Due to family drama, I haven't been able to see my step-nephews and nephew for a few months, and prior to that, when I saw them in public, they ignored me. It's been difficult dealing with the sudden change in the relationships, particularly with my six-year-old nephew. It's been hardest on my mother, however. My step-nephews were getting to the age where they didn't want to hang out with their grandmother or aunt as much. My youngest nephew, though, used to enjoy doing activities with us and we both miss that.
Since we haven't been able to give them the gifts we purchased, Mom decided she would set up an account and keep a journal of the times she thought of him, or something she wanted to buy, put the money into an account and turn everything over to him once he's graduated high school. I liked the idea, and started my own journal of letters to my nephew. It's amazing what little things remind me of him, and it's also helped me a lot since it gives me a much-needed outlet for my thoughts.

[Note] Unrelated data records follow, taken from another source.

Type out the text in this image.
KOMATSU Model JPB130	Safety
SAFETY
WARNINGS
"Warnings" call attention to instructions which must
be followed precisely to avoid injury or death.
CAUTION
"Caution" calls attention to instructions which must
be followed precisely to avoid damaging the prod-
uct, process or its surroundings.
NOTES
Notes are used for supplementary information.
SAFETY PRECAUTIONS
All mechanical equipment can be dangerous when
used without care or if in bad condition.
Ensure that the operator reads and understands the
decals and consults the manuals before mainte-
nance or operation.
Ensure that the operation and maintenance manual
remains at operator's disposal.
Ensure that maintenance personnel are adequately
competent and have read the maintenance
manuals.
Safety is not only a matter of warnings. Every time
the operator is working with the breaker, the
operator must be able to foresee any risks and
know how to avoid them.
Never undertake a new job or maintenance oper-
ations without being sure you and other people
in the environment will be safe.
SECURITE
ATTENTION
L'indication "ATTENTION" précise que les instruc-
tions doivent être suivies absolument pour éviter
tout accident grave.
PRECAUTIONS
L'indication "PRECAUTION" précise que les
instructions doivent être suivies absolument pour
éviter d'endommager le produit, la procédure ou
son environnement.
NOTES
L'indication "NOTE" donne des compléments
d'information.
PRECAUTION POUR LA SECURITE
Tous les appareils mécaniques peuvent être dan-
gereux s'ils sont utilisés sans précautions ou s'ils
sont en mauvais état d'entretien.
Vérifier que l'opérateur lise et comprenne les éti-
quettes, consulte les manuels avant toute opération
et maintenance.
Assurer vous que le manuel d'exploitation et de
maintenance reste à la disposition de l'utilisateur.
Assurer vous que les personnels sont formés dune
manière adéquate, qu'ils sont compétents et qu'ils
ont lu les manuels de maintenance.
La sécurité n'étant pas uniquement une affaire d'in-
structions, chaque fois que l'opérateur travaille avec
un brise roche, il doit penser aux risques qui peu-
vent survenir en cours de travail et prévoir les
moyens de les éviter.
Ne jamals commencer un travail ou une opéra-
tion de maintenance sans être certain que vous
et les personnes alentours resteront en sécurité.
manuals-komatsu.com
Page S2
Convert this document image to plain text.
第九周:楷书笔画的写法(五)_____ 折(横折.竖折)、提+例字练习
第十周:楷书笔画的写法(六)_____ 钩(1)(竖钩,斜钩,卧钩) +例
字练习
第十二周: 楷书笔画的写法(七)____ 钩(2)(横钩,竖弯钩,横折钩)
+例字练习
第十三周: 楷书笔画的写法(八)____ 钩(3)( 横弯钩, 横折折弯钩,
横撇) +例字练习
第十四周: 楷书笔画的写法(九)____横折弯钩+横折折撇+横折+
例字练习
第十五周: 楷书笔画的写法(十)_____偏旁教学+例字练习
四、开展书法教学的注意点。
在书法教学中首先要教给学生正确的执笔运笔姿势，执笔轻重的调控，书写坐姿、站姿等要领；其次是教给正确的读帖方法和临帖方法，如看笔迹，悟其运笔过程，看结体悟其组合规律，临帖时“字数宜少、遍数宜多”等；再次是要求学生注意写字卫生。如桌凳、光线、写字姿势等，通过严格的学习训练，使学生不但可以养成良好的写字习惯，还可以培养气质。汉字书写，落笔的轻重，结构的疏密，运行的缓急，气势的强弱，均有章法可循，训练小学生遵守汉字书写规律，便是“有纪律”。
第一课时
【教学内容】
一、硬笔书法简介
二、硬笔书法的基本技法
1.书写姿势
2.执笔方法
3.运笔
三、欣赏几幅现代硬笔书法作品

All of the drama is why I want to develop myself spiritually because it has been incredibly difficult dealing with my hurt and disappointment in the behavior of several family members. I realize there are people who have it worse than I do, and there will be better days. Still, I've allowed the recent stress to affect my eating habits, which leads into my "eat less, exercise more" resolution (although I have that one on the list EVERY year).
Six months ago, I started Weight Watchers Online and had great success over the first three months. The last three months did not go nearly as well, and I gained back ten pounds. I've been struggling to get back on track with the plan and hope tomorrow's weigh-in will be the spark I need to just put one foot in front of the other.